Amid anti-law enforcement sentiment nationwide as activists seek criminal justice reform and repeated calls from local protesters to resign, Detroit police Chief James Craig vowed in a Fox News appearance Monday to stay on the job.

“I’ve taken a firm stand here in Detroit. I’ve been supported by Detroiters. But let me just say, Detroiters want them gone. And so I’m not leaving. They have to leave,” Craig said during an interview on “The Story with Martha MacCallum,” referring to groups denouncing police chiefs across the country.

“And I’ve said it publicly, both locally and nationally, and I’m going to hold my ground. Because our men and women who serve deserve much better than this.”

Craig’s interview came as his department grapples with a federal lawsuit the protest group Detroit Will Breathe recently filed alleging Detroit police used “unnecessary, unreasonable and excessive force” and violated members’ constitutional rights.

On Sept. 4, a federal judge granted a temporary restraining order that bars city officers from using several tactics and equipment on “peaceful protesters” for 14 days. City officials are seeking to change the temporary order.

Throughout ongoing demonstrations since the death of George Floyd in Minnesota on Memorial Day, activists have called for Craig’s resignation and criticized his department.

During the interview Monday night, MacCallum asked Craig about why he kept working in light of other police chiefs around the country leaving. She mentioned the Rochester, New York, top cop’s firing amid the continuing upheaval over the suffocation death of Daniel Prude.

“… It’s clear to me what’s really going on. It’s not about who the police chief is sitting in the seat, whether the police chief is black, whether he’s white, black, Asian, male, female. It’s deeper than that,” Craig told her. “If you talk against this group, you must go. That’s their attitude.”

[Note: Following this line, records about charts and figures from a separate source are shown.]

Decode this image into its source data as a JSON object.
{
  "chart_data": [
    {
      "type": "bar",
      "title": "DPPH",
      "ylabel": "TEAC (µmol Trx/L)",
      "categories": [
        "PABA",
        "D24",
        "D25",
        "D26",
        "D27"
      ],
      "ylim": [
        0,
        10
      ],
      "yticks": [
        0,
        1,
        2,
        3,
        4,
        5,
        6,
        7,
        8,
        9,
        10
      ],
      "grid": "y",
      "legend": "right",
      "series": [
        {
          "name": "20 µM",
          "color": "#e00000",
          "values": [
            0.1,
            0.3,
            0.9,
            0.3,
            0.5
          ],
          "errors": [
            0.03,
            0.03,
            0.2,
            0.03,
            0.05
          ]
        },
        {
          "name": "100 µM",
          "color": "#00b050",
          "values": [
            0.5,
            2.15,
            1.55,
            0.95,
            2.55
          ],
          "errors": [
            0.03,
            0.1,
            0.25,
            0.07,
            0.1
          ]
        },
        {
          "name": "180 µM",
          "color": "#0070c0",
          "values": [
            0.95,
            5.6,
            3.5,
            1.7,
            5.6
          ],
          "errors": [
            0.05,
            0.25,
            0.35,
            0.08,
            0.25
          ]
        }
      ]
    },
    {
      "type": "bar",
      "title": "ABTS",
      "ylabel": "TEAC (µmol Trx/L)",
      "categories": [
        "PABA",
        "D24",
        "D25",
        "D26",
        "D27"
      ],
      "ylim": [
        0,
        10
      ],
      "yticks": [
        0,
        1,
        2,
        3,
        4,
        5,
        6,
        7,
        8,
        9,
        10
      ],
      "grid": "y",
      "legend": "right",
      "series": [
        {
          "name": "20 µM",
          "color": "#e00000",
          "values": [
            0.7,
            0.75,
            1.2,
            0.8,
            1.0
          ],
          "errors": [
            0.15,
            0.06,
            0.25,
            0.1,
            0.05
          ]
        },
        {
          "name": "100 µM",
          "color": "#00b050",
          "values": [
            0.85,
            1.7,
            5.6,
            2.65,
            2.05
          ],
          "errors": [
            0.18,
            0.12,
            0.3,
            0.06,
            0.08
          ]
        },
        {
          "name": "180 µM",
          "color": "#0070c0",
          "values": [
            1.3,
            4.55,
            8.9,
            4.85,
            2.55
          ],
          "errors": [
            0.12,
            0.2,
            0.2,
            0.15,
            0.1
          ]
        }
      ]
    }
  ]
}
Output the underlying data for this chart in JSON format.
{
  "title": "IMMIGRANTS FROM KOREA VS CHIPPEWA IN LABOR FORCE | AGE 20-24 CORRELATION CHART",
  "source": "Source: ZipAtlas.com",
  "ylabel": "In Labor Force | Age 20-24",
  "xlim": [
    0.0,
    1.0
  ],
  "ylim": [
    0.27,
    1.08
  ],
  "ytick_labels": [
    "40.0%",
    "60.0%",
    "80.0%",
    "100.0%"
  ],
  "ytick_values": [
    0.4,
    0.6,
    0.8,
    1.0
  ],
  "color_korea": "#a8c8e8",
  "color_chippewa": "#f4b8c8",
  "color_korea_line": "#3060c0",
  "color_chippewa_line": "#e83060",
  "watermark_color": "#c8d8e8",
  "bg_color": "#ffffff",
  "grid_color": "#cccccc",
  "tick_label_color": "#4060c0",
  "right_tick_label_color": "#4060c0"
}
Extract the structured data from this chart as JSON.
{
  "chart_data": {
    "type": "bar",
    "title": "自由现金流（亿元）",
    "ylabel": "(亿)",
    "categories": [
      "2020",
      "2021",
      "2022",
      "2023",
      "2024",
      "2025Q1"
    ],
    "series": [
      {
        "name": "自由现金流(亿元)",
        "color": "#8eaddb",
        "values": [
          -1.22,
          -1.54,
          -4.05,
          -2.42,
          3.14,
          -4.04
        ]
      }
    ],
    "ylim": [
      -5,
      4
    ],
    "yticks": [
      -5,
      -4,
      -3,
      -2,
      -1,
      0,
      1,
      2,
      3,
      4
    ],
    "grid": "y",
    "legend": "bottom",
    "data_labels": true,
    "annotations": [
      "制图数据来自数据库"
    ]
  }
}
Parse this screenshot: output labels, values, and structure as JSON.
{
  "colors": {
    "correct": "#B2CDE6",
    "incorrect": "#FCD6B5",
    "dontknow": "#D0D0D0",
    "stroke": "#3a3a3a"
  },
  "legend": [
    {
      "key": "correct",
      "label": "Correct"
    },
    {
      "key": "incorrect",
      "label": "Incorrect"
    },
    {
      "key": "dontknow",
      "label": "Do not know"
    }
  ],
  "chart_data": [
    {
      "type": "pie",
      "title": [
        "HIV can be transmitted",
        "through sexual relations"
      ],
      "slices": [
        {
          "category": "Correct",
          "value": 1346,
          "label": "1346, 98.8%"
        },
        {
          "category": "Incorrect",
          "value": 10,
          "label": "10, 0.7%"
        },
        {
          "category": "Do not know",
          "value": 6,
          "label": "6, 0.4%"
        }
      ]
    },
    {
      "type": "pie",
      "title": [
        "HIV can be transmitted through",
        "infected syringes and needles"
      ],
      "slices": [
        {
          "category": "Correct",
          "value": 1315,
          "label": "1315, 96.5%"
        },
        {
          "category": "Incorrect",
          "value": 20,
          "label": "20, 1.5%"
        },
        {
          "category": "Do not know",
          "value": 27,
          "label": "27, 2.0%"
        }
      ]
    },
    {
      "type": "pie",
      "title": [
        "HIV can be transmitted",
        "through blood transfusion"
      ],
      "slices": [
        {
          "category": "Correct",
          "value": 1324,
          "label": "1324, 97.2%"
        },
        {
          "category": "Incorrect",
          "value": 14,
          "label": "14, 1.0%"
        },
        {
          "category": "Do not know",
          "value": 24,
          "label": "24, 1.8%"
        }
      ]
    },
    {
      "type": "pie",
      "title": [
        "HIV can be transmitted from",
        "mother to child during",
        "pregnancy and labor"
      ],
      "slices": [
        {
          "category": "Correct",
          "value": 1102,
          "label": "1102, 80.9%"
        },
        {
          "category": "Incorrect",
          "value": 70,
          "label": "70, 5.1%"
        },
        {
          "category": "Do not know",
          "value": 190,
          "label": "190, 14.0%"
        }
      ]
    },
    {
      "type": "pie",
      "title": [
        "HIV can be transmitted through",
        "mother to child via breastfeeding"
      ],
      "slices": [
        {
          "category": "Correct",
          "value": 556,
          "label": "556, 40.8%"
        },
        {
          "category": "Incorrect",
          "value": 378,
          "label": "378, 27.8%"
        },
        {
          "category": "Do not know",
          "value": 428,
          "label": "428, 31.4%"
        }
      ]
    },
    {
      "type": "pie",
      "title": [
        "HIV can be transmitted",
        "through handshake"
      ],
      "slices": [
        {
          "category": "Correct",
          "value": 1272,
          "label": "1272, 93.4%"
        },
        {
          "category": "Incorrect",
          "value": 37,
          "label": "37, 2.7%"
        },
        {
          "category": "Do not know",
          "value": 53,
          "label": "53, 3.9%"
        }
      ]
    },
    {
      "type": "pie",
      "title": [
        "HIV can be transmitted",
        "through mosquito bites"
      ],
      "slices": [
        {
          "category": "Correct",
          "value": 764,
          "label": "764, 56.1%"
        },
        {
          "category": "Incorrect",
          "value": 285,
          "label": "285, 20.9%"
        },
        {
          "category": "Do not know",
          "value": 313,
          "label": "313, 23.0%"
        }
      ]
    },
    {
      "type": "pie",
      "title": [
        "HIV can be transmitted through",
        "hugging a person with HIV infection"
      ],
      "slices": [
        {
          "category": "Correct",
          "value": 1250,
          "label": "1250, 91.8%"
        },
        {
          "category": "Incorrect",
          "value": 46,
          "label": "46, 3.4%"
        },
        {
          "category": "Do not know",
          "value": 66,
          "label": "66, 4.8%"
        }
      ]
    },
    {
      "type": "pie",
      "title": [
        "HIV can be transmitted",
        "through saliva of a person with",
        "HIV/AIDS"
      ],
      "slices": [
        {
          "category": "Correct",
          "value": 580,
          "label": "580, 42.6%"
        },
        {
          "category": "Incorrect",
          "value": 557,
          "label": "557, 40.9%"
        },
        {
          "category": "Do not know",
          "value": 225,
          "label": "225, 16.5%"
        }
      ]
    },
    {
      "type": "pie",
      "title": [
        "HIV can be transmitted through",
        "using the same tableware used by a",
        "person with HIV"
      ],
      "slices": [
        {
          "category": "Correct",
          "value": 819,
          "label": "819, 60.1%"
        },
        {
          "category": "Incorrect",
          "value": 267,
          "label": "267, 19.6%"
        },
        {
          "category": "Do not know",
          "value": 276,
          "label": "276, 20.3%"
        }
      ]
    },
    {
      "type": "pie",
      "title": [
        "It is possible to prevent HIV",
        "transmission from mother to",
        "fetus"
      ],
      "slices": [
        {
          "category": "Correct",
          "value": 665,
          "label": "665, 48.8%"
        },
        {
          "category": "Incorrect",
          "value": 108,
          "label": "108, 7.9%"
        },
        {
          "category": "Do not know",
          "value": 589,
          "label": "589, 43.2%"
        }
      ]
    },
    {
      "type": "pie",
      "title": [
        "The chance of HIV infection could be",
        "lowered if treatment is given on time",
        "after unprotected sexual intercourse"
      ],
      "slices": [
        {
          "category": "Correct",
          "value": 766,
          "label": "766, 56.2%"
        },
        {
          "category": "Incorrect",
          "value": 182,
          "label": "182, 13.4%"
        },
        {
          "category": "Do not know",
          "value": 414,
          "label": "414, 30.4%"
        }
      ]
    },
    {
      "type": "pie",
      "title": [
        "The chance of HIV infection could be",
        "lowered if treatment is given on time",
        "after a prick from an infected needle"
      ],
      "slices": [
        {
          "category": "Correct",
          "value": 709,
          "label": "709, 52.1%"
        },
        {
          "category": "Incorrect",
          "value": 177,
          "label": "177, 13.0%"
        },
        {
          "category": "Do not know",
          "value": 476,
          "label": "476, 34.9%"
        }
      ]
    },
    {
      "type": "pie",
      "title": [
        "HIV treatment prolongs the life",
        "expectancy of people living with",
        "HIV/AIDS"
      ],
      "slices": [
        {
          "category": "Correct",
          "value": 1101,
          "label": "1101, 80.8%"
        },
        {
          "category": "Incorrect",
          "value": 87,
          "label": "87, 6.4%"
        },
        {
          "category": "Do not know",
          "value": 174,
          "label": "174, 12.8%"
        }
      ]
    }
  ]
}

Craig, who spent part of his career in Los Angeles, also called the recent ambush of two county sheriff’s deputies in the region “despicable.”

“I’m angry about it. A coward who’s part of this whole agenda. That’s what’s going on today,” he said. “We need to call it what it is.”

When MacCallum read Democratic U.S. Sen. Edward Markey’s tweet Monday proposing that police should be disarmed of “weapons of war” and calling for an nationwide ban on items such as tear gas and rubber bullets, Craig said the idea was “absolutely ridiculous.”

“When are we going to start talking about disarming criminals? I’ve been on the record, I support law-abiding citizens to be armed. But criminals?” he said. “And so it’s OK to attack police officers? And then everyone always says one thing: ‘These were peaceful protesters.’ So I guess when you’re throwing Molotov cocktails, railroad spikes, other projectiles, you’re using green lasers, I guess that constitutes being peaceful?”

Craig added that in Detroit, “We have never tried to stop folks from their right to free speech. We’ve been dealing with this for in excess of 100 days. Six instances where we’ve had to use force because they were either attacking us or they resisted a lawful arrest. Enough is enough.”